La prohibición era un hecho en Estados Unidos, aunque
raramente afectaba a los ricos, que solían tener amplias bodegas de
vino, así como las necesarias conexiones para conseguir bebidas más
fuertes.
En cuanto las mujeres entraron en el salón, John, Philip y el
embajador Long dejaron de observar el antiguo mapa colgado en la
pared. Estaban disfrutando de unos cócteles y de unos momentos de
conversación informal, conscientes de que el salón se llenaría
pronto de invitados. Era un local pensado para el entretenimiento a
alto nivel. En las paredes colgaban antiguos tapices cuyos colores
se iban desvaneciendo, aunque eran aún magníficos. En cada extremo
del amplio salón había una chimenea tan alta como un hombre y tan
ancha como diez. Eran de mármol blanco, con esculturas que databan
de la época del Imperio, cinceladas con motivos de cisnes. No
obstante, en esa cálida tarde de junio, el fuego no estaba
encendido. En la pared opuesta a la entrada, seis puertas francesas
estaban abiertas de par en par para que pudiese entrar la brisa
refrescante. Fuera, candelas encendidas iluminaban una terraza de
mármol que parecía no tener fin. El espacio estaba adornado con una
pequeña fuente que enviaba una cascada de agua desde una enorme
caracola que una Venus de un metro de altura sostenía en sus
manos.
La conversación de los hombres se detuvo cuando Devon y Grace
se aproximaron. Grace estaba atractiva con su vestido estilo griego
de gasa blanca, cuya falda se movía graciosamente cuando andaba.

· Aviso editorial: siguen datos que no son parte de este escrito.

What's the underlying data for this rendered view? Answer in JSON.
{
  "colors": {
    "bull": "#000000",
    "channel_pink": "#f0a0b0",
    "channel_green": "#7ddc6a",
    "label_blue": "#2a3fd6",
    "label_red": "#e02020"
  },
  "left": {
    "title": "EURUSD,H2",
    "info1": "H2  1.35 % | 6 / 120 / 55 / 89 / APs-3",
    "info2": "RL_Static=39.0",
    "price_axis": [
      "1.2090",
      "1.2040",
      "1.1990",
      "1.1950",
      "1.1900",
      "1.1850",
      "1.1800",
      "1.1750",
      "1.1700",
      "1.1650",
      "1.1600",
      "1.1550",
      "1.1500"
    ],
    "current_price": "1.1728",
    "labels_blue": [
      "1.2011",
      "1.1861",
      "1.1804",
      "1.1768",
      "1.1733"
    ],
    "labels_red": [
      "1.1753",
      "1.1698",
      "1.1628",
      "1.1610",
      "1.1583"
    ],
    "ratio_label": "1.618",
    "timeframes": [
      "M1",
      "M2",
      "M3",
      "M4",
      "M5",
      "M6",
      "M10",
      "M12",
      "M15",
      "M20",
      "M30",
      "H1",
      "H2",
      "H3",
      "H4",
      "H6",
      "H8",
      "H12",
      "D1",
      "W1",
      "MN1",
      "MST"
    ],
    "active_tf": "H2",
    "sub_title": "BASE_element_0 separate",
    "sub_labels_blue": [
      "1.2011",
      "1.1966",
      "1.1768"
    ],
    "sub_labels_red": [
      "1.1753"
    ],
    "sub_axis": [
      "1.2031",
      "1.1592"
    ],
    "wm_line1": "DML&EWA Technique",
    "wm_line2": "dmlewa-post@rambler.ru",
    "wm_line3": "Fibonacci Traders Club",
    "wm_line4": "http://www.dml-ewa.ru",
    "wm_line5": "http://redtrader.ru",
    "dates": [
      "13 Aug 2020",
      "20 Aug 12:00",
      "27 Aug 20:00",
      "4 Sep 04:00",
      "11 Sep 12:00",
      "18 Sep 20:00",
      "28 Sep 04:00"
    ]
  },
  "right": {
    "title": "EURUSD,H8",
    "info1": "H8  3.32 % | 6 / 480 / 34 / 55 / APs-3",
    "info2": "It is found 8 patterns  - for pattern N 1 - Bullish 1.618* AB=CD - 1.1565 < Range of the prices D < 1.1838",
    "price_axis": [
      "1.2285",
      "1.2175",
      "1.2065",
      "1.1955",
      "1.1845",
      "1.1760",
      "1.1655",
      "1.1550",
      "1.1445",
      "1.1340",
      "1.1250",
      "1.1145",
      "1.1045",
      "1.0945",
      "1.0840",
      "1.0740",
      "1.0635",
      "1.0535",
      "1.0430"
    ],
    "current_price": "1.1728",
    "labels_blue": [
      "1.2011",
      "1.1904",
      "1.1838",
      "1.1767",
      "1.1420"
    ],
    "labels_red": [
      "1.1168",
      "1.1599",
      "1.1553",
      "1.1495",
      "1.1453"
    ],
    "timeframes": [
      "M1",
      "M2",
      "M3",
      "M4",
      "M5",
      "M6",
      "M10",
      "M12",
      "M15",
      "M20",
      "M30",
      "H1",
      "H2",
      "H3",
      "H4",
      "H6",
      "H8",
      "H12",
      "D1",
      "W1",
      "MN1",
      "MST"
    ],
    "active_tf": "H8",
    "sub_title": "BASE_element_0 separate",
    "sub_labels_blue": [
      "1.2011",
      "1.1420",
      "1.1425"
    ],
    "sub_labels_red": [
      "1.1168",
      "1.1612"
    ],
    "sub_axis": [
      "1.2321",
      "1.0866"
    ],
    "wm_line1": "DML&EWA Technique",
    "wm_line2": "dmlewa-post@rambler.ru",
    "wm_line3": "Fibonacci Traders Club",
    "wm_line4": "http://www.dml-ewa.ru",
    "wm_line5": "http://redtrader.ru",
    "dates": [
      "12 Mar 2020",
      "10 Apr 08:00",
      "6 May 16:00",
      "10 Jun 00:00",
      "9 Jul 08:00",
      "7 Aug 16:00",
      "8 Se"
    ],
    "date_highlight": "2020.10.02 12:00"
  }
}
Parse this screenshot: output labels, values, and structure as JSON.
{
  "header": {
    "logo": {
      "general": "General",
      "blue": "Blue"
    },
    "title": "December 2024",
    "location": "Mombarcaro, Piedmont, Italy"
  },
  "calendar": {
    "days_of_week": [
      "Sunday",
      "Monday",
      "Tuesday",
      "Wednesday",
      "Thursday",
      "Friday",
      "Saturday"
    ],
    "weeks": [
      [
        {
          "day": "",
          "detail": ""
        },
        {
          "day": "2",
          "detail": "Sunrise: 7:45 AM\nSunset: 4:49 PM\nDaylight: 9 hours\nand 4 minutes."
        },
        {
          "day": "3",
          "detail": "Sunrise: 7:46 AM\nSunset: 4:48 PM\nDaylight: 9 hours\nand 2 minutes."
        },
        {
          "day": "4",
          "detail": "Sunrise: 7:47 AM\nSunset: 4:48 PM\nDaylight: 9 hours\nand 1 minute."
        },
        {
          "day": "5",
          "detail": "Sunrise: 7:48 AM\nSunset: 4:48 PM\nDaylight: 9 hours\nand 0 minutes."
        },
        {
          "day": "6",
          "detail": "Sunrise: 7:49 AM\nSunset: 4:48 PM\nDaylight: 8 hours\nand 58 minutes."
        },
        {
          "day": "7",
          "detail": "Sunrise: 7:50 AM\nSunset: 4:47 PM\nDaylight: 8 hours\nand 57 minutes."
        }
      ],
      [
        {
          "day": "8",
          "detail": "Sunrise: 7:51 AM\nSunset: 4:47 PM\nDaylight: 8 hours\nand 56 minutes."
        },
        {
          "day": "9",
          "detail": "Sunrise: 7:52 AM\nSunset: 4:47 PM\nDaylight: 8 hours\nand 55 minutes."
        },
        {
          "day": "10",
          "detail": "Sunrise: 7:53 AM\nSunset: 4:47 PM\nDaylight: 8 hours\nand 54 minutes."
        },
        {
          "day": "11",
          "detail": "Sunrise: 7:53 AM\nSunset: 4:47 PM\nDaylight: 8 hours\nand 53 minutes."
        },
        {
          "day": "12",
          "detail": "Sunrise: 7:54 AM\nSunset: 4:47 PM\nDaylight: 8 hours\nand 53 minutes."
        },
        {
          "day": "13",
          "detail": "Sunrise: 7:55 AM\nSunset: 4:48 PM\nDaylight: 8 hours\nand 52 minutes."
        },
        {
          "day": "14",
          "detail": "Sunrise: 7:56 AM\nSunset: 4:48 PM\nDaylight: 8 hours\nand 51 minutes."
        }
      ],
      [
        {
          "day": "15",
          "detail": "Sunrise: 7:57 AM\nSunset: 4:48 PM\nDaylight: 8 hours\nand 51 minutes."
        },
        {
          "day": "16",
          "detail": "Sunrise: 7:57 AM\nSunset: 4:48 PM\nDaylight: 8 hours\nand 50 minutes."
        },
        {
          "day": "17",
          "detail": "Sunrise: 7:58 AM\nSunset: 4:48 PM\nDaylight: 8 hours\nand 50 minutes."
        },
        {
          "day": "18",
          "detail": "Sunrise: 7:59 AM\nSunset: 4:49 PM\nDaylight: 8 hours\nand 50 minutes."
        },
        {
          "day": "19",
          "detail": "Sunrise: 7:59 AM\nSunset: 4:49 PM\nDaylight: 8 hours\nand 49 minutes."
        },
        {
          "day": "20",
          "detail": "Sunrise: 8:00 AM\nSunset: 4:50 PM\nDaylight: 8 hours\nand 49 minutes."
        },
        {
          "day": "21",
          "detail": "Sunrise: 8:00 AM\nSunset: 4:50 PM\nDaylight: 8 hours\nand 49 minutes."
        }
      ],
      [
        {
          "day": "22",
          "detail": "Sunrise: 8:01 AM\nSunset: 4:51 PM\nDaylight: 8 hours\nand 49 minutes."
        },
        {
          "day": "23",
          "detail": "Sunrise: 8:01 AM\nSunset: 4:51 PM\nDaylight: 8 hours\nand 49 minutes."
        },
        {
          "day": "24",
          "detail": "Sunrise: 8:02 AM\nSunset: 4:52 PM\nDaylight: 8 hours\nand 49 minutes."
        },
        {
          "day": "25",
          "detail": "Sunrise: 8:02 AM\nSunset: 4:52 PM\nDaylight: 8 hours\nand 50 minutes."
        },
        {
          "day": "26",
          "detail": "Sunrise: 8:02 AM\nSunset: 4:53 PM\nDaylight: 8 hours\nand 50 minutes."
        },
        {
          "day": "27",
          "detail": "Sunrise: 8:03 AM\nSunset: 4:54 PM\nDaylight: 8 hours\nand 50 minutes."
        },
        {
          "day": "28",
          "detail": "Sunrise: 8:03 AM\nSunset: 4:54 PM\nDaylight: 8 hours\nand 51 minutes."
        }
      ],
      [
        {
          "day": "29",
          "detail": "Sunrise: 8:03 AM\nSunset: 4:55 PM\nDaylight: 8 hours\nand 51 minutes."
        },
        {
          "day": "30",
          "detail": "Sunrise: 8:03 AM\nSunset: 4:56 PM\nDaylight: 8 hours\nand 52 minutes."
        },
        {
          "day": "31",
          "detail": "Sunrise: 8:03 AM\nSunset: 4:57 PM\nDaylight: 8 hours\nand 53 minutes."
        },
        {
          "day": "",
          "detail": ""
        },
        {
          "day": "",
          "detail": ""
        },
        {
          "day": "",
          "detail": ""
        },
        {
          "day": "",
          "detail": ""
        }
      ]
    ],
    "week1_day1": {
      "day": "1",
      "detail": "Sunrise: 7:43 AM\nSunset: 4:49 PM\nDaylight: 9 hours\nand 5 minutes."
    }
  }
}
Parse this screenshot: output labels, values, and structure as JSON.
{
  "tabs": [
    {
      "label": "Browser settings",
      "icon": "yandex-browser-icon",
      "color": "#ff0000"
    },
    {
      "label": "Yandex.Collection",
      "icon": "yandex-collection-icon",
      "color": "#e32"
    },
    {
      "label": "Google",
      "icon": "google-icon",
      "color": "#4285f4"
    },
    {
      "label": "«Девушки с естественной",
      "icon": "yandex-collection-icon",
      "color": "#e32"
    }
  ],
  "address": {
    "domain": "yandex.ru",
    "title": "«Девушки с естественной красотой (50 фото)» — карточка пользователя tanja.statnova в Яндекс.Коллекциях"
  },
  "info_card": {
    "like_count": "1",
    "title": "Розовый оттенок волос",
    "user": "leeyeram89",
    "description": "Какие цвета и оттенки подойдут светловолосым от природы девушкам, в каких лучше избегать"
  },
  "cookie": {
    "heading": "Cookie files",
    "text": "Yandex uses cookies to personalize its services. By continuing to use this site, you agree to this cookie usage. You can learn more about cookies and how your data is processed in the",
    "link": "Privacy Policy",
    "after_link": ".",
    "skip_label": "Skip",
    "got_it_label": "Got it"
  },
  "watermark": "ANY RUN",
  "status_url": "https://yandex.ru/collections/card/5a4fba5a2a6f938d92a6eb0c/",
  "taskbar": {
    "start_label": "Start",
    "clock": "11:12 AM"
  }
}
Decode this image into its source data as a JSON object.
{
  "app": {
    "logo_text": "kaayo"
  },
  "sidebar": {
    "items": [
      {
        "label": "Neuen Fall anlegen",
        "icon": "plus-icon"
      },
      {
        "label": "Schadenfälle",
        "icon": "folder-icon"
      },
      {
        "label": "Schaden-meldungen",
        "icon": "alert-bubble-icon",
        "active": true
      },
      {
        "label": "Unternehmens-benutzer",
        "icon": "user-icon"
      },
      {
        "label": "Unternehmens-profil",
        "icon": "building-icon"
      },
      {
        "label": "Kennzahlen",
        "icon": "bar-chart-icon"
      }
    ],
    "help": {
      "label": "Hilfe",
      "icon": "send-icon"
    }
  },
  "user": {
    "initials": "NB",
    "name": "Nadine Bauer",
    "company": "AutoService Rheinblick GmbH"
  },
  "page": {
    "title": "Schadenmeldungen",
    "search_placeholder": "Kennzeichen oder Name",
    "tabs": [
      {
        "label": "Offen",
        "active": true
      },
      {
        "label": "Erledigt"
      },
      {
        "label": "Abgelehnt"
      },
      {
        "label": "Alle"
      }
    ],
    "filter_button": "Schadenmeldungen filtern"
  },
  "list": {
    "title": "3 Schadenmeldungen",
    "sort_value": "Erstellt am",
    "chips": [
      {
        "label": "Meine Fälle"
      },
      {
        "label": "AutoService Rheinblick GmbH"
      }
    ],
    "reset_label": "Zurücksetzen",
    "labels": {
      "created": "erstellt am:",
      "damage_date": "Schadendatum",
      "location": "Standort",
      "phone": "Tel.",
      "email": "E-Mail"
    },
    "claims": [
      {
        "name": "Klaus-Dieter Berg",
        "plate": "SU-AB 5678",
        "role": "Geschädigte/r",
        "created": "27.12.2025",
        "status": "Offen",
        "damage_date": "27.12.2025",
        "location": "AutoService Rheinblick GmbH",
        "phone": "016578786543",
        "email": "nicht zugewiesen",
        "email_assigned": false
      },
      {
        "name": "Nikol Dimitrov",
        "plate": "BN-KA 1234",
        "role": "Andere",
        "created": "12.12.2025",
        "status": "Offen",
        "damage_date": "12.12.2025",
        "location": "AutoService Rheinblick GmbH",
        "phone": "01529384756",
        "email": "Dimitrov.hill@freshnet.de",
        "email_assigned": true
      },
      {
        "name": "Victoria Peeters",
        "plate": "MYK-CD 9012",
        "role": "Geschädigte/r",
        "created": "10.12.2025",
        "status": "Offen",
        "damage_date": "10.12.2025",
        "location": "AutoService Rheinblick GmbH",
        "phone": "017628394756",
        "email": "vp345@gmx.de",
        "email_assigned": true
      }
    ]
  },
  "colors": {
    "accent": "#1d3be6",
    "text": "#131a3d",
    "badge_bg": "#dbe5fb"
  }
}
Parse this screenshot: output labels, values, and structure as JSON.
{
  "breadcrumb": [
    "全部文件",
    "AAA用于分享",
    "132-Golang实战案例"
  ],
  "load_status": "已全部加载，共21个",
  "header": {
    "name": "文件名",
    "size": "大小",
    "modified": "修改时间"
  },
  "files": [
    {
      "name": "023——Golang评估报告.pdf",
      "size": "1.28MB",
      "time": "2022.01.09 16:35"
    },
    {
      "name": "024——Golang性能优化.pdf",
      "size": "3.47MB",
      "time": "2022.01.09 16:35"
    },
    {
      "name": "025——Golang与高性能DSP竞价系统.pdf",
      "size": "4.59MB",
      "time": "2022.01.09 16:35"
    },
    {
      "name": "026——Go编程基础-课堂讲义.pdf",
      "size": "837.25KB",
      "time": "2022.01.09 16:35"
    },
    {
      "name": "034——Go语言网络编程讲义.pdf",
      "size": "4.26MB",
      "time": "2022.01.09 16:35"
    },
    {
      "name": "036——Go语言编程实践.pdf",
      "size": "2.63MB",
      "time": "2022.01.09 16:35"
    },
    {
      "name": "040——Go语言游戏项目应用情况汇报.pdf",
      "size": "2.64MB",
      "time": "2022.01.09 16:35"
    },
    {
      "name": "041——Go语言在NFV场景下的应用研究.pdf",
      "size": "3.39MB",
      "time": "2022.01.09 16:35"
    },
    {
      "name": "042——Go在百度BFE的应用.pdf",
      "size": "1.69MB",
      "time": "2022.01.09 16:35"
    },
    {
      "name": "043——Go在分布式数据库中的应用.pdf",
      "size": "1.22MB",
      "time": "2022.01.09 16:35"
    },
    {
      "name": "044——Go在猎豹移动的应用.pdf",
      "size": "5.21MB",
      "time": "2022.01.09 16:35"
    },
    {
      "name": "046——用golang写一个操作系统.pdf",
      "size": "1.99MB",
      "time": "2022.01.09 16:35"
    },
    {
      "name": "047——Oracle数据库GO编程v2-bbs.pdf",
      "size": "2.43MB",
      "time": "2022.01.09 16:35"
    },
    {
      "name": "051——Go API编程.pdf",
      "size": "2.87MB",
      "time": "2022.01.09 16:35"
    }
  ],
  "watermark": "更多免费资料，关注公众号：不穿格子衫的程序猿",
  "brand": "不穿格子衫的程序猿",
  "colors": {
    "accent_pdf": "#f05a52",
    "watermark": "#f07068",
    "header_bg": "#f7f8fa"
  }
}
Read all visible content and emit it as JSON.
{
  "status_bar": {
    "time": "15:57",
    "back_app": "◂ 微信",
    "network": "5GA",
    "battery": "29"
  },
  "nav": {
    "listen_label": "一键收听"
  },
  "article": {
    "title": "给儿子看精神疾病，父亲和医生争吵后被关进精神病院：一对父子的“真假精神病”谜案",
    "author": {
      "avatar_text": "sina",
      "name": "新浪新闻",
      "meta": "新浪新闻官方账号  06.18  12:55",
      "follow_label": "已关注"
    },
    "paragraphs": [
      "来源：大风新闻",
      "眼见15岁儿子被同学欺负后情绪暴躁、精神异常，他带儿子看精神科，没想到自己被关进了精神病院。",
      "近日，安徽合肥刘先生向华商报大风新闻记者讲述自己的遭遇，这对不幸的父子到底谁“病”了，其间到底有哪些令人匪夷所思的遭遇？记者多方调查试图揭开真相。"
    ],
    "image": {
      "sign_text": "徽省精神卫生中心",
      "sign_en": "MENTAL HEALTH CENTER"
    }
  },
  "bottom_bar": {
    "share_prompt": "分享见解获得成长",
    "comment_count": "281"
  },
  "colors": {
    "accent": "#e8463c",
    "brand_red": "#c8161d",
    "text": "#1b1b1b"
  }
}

Pero fue Devon quien atrajo la mirada de los hombres. El juego de
luces sobre la suave tela negra de su vestido causaba un hechizo
hipnotizador en el grupo. Los tres hombres contemplaron a Devon con
silenciosa admiración.
En el mismo momento en que la vio, John, lejos de enfadarse
por el atrevido vestido negro de Devon, sintió un irresistible
deseo de hacer el amor con ella. No, no de hacer el amor, sino de
poseerla, sin precaución ni paciencia. El sentimiento del deseo le
alegró porque, de forma inexplicable, no había sentido necesidad de
hacer el amor con Devon desde que supo lo de su embarazo. No sabía
por qué; no lograba comprender este sentimiento. Pero ahí estaba,
una invisible barrera entre él y su esposa donde antes sólo había
existido amor sin reservas.
La entrada de Devon con su vestido negro le sacudió todo
sentimiento de reserva que hubiera estado preocupándole. No era que
el vestido resultara más revelador que cualquier otro de los que
había llevado en el pasado. Era la propia Devon. Desprendía un aura
de ser deseada y, al mismo tiempo, decía y hacía sólo lo apropiado
y cortés. Para John, esta actitud era nueva en su esposa. No sabía
de dónde procedía, pero la reconocía como si siempre hubiese estado
en ella; algo que había notado la primera vez que se
conocieron.
Los ojos de John se posaron en Devon con cariño, y le sonrió.
Una sonrisa curvada e inconsciente que envió una descarga a la
espina dorsal de Devon. Por un momento, olvidó el dolor que le
había provocado y sólo sintió amor. No sólo amor, sino también la
más pura atracción animal, algo que, sin darse cuenta, la hizo
moverse aún con más languidez. De pronto, John pensó en Loretta.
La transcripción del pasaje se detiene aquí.